Google and Elon Musk’s SpaceX were both quick off the mark following Starcloud’s announcement that it had launched its Starcloud-1 satellite containing a Nvidia H100 GPU to facilitate AI processing in space. Starcloud, under its previous name of Lumen Orbit, first proposed the viability of a such a data center last year. It’s a modest proposal at the moment; a single computer is far cry from the banks of machines in a data center.

The announcement, however, prompted plenty of activity. Elon Musk didn’t offer any details about a proposed SpaceX launch, although in a post on X he said, in response to the Starcloud announcement, “Simply scaling up Starlink V3 satellites, which have high speed laser links would work. SpaceX will be doing this.“

Google’s announcement on Tuesday, however, highlighted its planned Project Suncatcher that, the company said in a press release, would equip “solar-powered satellite constellations with TPUs and free-space optical links to one day scale machine learning compute in space.”

The proposed Suncatcher launch is based on Google’s own research paper predicting the viability of an AI processing infrastructure in space. The paper is yet to be peer reviewed, so it’s not clear whether its claims that a processing infrastructure based on solar power is viable, nor whether its assumptions about satellite launch costs coming down in the future will hold true. The company is certainly looking far ahead; the white paper proposes that Project Suncatcher will become financially viable in the mid-2030s.

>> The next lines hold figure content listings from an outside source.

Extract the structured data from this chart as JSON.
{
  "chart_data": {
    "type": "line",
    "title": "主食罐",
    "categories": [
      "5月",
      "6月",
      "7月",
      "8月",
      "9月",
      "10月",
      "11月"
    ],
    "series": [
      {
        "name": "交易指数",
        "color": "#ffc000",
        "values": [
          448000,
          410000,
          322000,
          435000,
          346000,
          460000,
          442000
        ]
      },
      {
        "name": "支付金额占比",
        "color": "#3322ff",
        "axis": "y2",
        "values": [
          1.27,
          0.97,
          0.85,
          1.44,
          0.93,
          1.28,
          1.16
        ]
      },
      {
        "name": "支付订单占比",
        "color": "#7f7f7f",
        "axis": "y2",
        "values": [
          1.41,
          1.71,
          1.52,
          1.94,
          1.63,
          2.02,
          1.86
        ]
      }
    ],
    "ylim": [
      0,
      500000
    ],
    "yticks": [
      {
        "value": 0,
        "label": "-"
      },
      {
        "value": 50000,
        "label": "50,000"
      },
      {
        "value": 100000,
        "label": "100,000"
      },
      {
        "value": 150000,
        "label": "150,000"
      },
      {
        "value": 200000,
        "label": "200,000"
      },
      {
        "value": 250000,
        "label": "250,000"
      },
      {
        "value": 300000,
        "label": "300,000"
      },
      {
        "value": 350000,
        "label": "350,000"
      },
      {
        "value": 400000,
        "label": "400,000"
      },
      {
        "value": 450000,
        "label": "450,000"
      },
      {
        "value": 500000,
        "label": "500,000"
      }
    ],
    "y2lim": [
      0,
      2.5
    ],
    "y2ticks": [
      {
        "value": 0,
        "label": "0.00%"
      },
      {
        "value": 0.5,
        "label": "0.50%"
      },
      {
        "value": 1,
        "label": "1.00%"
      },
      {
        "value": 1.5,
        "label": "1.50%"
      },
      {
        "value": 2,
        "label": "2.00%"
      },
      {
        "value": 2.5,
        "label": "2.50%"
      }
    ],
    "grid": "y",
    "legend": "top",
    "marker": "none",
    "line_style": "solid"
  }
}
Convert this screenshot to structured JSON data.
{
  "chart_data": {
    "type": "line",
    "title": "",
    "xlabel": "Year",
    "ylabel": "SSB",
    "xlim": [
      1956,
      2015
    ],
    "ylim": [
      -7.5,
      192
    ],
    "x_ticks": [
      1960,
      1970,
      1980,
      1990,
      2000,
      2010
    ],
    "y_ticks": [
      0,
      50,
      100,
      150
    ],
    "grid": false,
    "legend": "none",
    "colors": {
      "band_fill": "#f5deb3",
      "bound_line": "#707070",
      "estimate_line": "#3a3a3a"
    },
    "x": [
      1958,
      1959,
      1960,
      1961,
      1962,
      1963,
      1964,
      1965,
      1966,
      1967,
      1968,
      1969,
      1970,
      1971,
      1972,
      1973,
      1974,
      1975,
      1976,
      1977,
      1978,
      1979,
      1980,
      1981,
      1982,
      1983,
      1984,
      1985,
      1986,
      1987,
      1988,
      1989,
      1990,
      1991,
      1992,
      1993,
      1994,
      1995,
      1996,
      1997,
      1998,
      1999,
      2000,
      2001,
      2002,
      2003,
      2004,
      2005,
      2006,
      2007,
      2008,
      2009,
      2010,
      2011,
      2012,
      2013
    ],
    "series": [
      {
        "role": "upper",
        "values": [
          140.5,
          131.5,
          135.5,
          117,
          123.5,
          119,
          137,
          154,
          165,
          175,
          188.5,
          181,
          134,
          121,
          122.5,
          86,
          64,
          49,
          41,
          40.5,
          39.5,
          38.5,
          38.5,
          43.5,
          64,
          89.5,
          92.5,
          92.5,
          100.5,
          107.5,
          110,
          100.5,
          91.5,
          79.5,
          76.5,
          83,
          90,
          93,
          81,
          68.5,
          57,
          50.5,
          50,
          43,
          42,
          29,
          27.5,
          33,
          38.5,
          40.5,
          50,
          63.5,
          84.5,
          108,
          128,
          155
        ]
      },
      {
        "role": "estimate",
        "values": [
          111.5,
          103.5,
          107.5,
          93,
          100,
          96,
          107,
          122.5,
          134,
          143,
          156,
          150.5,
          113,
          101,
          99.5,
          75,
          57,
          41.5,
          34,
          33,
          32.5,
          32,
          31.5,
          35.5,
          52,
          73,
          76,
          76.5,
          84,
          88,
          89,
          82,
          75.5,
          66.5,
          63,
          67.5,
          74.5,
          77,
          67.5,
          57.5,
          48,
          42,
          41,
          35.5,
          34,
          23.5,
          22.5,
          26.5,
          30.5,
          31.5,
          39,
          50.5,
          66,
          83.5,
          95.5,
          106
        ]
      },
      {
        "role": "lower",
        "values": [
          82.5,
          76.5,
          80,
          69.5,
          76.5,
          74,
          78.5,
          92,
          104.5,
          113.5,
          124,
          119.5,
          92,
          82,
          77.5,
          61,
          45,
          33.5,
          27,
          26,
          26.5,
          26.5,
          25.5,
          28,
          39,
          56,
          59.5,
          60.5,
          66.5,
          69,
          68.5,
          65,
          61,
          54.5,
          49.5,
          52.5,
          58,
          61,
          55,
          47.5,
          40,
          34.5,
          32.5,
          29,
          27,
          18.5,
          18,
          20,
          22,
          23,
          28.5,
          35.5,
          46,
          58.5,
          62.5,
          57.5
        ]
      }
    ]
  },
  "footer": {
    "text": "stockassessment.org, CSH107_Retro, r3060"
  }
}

Both Google and SpaceX’s plans are, at the moment, vague in terms of what can be achieved and by when.  According to Peter Judge, an analyst with data center research company Uptime Institute, “there’s still a long way to go before data centers as we think of them at the moment are launched into space. There are a lot of extreme tech issues that need to be resolved first.”

There are, however, a couple of reasons why data centers in space are being considered. There are plenty of reports about how the increased amount of AI processing is affecting power consumption within data centers; the World Economic Forum has estimated that the power required to handle AI is increasing at a rate of between 26% and 36% annually. Therefore, it is not surprising that organizations are looking at other options.

But an even more pressing reason for orbiting data centers is to handle the amount of data that is being produced by existing satellites, Judge said. “Essentially, satellites are gathering a lot more data than can be sent to earth, because downlinks are a bottleneck,” he noted. “With AI capacity in orbit, they could potentially analyze more of this data, extract more useful information, and send insights back to earth. My overall feeling is that any more data processing in space is going to be driven by space processing needs.”

And China may already be ahead of the game. Last year, Guoxing Aerospace  launched 12 satellites, forming a space-based computing network dubbed the Three-Body Computing Constellation. When completed, it will contain 2,800 satellites, all handling the orchestration and processing of data, taking edge computing to a new dimension.